Todo lo ha escuchado el jefe árabe que agita un enorme látigo y se ríe. Amedrenta a latigazos a los chacales mientras le explica al protagonista que siempre sucede lo mismo, que los animales acuden con cada extranjero con la misma tijera. El árabe explica que esa esperanza es una locura, la cual le provoca una especie de cariño, por lo que mira a los chacales como sus perros lindos. Señala que murió un camello y lo entregarán en ese mismo momento a los carroñeros. Los animales hipnotizados por el cadáver avanzar hasta comenzar a devorarlo, pero el árabe los castiga a latigazos y huyen al desierto contiguo; aunque pronto regresan y vuelve el castigo. El viajero detiene el brazo del árabe, quien está de acuerdo en dejar el festín carroñero y dedicarse a continuar el viaje.

Personajes

El protagonista es un viajero del Norte, que está embarcado en una travesía solitaria, guiado por un grupo de árabes del desierto. Él, además de una mirada de asombro por el ambiente, no parece albergar mayores intenciones, aunque funciona como un prototipo para los chacales que lo vuelven objeto de su petición. Se comporta con prudencia y queda en la situación comprometida por la solicitud de acabar con los árabes, sin embargo, el jefe ha escuchado y no le resulta extraño, sino agradable.
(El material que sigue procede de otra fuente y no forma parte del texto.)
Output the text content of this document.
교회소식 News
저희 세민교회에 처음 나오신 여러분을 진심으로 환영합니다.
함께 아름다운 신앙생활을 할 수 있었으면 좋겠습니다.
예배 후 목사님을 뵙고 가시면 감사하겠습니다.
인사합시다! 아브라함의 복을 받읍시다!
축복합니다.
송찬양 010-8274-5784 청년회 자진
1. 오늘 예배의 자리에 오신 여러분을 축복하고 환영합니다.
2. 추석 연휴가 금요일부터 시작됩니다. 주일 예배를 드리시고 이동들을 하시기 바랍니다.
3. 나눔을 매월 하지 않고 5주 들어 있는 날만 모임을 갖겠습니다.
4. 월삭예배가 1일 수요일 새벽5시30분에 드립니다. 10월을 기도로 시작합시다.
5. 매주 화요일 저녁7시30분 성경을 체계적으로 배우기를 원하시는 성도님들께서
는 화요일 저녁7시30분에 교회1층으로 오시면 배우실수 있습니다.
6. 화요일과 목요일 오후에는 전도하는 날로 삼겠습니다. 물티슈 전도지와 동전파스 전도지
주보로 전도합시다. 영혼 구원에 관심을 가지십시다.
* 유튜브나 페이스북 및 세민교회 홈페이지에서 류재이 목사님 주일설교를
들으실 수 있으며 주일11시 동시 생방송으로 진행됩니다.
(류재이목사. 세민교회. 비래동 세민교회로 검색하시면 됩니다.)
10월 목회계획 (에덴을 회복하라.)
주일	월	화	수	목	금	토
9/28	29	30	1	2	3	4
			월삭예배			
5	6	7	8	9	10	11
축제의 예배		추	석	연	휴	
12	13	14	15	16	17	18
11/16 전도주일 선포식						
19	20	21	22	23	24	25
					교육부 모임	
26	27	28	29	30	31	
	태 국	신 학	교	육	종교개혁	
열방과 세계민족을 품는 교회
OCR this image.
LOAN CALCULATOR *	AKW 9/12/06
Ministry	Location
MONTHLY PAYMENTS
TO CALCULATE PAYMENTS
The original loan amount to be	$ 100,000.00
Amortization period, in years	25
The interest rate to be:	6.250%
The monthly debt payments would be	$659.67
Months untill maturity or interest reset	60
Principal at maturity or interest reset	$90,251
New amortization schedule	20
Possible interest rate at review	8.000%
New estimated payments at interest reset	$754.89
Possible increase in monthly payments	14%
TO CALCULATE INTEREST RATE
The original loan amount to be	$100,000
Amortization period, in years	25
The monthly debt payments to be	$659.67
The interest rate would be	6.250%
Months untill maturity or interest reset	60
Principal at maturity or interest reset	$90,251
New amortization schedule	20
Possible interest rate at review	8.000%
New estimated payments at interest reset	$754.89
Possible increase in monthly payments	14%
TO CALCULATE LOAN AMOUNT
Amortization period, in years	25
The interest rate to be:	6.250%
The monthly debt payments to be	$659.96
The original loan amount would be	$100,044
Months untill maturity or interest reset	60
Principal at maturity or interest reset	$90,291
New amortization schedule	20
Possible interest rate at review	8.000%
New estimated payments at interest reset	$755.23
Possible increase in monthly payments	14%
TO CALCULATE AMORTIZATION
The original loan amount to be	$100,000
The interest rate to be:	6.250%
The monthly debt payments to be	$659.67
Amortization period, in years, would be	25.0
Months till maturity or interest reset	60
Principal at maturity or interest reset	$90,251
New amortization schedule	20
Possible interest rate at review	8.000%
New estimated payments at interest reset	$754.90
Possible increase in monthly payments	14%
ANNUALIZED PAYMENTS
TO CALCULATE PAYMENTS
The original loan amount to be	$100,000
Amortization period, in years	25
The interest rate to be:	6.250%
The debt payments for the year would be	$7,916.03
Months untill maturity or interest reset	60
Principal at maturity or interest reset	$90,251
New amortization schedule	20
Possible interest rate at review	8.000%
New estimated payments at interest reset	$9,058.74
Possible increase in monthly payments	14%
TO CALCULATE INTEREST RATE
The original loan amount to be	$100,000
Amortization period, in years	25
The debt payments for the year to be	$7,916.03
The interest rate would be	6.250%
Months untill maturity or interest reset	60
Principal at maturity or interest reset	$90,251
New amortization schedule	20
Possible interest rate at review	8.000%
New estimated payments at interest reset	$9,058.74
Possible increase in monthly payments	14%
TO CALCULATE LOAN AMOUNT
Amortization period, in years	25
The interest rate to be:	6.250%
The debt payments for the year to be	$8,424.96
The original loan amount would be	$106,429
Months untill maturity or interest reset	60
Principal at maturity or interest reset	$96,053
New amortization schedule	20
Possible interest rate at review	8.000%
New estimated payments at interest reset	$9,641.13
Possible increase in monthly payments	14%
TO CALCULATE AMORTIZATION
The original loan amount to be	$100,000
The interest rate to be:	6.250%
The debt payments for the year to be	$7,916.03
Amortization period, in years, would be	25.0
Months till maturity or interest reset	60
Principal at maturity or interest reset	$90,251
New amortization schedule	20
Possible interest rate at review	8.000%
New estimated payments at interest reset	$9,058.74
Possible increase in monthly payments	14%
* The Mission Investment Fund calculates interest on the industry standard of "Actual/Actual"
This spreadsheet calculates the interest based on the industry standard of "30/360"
El chacal más viejo sirve como vocero de la manada, exponiendo sus pretensiones al extranjero, señalando que hay un antagonismo ancestral y su intención de aniquilar. Explica el antagonismo ancestral y procura convencer al protagonista. En el relato, este personaje se funde con la manada que funciona como sujeto colectivo, de manera clara en esta descripción: “Y ya todos se apilaban en igual trabajo, formando como una montaña encima del cadáver”[1]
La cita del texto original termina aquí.